McKesson counsel Jason Holliday of Flaherty Sensabaugh Bonasso in Charleston wrote that his client is one of many distributors in the county.

“It is possible that plaintiff has not named as defendants all wholesale pharmaceutical distributors of the many who may have allegedly distributed excess controlled substances into the county,” he wrote, adding that the failure of government to take timely and corrective action caused or contributed to the harms the county alleged. 

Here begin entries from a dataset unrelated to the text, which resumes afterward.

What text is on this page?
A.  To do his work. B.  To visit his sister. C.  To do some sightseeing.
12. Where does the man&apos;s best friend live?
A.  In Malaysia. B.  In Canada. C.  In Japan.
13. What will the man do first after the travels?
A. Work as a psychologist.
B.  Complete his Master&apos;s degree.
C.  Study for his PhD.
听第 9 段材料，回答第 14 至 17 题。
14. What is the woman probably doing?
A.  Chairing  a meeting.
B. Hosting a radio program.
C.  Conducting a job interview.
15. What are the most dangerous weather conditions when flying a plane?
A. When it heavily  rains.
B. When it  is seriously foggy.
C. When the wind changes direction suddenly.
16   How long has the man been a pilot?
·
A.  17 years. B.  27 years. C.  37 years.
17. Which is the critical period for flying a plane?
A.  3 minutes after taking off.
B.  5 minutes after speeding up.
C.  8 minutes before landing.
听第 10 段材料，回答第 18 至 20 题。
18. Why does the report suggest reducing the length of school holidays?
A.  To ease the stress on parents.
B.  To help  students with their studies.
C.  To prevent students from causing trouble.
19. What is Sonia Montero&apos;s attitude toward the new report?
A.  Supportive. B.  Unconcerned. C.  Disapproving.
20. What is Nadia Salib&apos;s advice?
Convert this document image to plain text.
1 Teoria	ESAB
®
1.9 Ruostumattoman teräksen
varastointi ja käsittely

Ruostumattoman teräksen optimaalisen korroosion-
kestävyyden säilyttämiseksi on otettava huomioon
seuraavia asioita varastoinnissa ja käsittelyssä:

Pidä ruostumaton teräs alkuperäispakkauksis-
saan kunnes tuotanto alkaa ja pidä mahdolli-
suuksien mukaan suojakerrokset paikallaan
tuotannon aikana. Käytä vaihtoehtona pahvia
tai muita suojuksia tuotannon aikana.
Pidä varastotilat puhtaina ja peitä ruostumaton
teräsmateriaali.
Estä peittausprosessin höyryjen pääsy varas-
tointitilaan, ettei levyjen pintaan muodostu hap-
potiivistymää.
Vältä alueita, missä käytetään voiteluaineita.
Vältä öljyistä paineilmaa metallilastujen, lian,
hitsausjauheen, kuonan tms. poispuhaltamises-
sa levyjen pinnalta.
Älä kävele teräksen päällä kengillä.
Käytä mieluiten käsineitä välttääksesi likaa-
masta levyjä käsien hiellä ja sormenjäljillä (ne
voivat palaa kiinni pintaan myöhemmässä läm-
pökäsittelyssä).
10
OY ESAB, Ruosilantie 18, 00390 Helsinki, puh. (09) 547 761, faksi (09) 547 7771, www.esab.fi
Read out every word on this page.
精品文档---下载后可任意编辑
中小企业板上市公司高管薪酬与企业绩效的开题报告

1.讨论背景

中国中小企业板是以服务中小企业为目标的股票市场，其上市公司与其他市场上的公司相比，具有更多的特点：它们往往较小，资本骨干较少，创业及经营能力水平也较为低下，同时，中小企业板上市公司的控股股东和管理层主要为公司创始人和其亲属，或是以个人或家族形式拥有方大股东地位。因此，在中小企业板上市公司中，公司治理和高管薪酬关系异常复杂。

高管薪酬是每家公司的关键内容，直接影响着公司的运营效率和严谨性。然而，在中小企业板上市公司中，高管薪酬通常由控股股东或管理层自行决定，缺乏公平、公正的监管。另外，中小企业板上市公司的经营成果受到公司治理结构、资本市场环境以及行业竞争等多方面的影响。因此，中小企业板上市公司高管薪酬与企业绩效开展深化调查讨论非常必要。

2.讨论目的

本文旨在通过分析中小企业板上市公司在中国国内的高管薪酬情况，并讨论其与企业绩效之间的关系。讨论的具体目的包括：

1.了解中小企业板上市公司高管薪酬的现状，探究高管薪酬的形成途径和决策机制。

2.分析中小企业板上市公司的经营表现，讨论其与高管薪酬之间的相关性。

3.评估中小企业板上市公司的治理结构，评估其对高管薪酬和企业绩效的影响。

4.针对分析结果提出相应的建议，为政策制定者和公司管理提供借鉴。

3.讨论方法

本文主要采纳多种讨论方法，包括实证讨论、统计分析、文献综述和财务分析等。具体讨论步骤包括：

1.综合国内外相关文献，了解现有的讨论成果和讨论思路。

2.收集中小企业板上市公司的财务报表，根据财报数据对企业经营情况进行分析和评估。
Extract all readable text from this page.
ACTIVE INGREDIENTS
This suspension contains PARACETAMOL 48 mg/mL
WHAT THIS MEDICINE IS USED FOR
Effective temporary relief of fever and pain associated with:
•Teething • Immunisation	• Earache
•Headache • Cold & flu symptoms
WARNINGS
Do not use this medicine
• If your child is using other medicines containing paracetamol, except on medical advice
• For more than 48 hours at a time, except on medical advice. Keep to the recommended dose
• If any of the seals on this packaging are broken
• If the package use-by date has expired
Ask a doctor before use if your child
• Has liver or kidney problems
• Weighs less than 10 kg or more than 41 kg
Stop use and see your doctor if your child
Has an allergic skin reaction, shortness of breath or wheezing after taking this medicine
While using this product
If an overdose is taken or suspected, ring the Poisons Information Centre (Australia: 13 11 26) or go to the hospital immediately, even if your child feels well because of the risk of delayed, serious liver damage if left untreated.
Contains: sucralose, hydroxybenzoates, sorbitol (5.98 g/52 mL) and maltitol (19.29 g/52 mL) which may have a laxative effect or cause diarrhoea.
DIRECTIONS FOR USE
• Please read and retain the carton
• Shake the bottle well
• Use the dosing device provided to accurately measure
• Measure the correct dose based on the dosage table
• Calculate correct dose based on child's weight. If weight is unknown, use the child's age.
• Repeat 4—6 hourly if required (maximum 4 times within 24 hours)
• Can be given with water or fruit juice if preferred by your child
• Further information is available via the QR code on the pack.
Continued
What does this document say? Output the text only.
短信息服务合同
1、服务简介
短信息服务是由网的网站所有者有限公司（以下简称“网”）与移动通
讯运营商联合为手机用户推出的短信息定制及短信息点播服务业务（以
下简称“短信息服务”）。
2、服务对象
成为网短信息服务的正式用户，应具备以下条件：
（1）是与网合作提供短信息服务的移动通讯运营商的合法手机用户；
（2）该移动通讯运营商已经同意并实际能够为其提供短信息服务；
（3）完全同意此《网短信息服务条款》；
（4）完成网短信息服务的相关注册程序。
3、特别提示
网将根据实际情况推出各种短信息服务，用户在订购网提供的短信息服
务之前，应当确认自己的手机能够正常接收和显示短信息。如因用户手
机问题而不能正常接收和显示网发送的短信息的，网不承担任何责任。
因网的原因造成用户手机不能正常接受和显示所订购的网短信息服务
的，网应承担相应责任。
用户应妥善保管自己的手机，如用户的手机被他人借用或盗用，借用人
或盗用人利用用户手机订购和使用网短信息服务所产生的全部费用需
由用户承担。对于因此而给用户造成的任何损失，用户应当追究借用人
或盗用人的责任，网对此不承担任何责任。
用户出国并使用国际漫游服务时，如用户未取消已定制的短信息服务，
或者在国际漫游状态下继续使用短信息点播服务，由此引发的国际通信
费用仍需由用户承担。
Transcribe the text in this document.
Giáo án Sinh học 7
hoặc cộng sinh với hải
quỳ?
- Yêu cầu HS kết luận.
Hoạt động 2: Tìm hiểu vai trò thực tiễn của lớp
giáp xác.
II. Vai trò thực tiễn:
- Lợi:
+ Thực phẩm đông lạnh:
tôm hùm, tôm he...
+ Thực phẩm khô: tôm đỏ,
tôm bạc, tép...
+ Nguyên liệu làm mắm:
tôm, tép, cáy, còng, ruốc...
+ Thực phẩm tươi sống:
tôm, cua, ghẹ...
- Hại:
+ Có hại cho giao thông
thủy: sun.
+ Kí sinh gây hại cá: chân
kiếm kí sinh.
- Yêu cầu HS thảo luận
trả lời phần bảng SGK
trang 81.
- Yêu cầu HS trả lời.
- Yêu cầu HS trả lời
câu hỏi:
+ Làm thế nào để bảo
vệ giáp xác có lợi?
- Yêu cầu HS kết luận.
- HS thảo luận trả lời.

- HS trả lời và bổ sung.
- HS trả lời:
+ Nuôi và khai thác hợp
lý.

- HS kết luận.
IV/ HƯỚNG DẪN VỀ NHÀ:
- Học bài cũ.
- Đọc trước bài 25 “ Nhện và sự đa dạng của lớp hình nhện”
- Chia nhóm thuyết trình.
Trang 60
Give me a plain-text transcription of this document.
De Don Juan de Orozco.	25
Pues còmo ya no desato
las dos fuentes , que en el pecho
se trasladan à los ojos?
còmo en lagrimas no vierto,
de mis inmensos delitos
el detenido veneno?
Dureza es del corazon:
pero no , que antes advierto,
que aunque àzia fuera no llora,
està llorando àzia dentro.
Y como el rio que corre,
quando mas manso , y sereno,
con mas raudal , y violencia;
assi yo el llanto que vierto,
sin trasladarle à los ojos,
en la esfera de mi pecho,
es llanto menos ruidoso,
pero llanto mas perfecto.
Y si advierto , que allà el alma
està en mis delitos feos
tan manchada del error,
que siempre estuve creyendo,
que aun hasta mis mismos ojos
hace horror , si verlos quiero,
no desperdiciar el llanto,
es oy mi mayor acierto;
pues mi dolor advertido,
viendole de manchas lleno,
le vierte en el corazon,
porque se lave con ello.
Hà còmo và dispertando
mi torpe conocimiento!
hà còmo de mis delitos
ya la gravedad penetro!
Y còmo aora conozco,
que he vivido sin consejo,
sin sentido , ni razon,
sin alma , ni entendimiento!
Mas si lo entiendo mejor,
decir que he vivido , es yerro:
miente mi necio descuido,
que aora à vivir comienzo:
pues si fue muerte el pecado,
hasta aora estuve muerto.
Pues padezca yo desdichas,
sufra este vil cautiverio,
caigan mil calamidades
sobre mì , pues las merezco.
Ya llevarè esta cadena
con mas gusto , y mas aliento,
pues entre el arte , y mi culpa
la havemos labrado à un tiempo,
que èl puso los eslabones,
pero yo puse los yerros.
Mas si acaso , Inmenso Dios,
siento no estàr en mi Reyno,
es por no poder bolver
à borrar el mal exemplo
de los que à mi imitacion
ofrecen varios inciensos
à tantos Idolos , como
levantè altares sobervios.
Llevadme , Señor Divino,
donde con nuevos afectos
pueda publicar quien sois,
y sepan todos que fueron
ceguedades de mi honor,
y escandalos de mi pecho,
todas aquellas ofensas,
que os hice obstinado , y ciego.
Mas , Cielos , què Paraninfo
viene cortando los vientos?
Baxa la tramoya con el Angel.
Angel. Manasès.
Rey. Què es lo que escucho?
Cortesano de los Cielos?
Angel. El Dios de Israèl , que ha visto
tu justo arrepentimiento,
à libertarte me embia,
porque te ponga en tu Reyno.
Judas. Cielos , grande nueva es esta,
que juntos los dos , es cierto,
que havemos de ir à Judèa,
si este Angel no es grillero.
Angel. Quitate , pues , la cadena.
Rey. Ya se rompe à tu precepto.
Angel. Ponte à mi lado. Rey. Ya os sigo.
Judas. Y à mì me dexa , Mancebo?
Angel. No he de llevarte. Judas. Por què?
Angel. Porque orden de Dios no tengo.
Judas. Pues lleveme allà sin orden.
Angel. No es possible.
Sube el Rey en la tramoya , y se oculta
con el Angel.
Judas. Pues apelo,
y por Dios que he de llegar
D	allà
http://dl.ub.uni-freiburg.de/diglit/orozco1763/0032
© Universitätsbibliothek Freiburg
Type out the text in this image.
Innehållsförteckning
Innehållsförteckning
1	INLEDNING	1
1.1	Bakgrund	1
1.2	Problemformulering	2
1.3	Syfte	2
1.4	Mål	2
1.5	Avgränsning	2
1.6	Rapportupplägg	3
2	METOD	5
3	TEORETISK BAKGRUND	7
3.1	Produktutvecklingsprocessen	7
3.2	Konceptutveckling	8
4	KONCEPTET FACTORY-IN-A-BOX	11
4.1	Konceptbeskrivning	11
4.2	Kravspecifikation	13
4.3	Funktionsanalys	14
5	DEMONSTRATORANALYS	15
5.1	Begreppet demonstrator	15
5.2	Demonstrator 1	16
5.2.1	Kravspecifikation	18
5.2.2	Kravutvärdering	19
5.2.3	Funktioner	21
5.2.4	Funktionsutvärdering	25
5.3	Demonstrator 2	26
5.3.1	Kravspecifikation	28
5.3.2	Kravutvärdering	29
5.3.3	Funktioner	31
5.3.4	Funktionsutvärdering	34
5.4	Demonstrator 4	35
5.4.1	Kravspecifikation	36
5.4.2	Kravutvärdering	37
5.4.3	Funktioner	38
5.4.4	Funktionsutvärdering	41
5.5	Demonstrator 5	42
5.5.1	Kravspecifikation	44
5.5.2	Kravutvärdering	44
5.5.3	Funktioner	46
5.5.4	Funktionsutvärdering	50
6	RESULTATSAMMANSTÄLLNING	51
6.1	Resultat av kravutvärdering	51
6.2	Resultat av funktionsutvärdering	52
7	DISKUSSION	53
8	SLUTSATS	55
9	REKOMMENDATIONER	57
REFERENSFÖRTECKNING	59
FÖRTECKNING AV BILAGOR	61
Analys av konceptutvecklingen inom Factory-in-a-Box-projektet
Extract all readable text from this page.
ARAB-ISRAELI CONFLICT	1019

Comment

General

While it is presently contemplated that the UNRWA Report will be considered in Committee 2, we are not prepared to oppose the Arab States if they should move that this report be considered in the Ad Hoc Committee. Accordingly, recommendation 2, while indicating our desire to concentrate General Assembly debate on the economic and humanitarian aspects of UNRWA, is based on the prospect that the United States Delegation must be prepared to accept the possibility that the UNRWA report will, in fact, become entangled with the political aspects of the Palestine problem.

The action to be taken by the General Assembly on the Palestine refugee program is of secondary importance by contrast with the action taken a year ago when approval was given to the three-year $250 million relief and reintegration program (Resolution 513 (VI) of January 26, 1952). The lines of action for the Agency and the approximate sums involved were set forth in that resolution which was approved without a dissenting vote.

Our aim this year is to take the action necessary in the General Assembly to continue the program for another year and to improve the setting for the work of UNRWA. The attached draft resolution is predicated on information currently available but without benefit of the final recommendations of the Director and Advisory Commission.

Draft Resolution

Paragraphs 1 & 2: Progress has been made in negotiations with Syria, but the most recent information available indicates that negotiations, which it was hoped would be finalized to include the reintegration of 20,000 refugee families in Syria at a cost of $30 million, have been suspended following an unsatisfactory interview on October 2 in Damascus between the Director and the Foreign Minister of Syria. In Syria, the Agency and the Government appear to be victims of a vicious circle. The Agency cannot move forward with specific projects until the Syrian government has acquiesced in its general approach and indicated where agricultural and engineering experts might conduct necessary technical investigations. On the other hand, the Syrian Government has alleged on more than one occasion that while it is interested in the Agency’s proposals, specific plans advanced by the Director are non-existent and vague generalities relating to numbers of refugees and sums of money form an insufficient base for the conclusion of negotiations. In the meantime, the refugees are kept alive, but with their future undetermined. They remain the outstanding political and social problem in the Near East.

Anda counsel Keith Jones of Jones Law Group in Charleston filed as well.

“Upon information and belief, the most significant source of diversion of controlled substances is patients who obtain controlled substances legally, then unlawfully sell or give them to others for other than legitimate medical purposes,” he wrote. “Many individuals known and knowable to the county’s and state’s law enforcement authorities have been involved in the illegal sale of opioid medications within or into the county.”

Faber presides over suits from attorney general Patrick Morrisey, four counties, four cities, and two towns. Lincoln County, Mercer County, the cities of Welch and Williamson, and the towns of Gilbert and Kermit have moved to remand their suits to local courts.

Faber plans a hearing for all six on Oct. 19.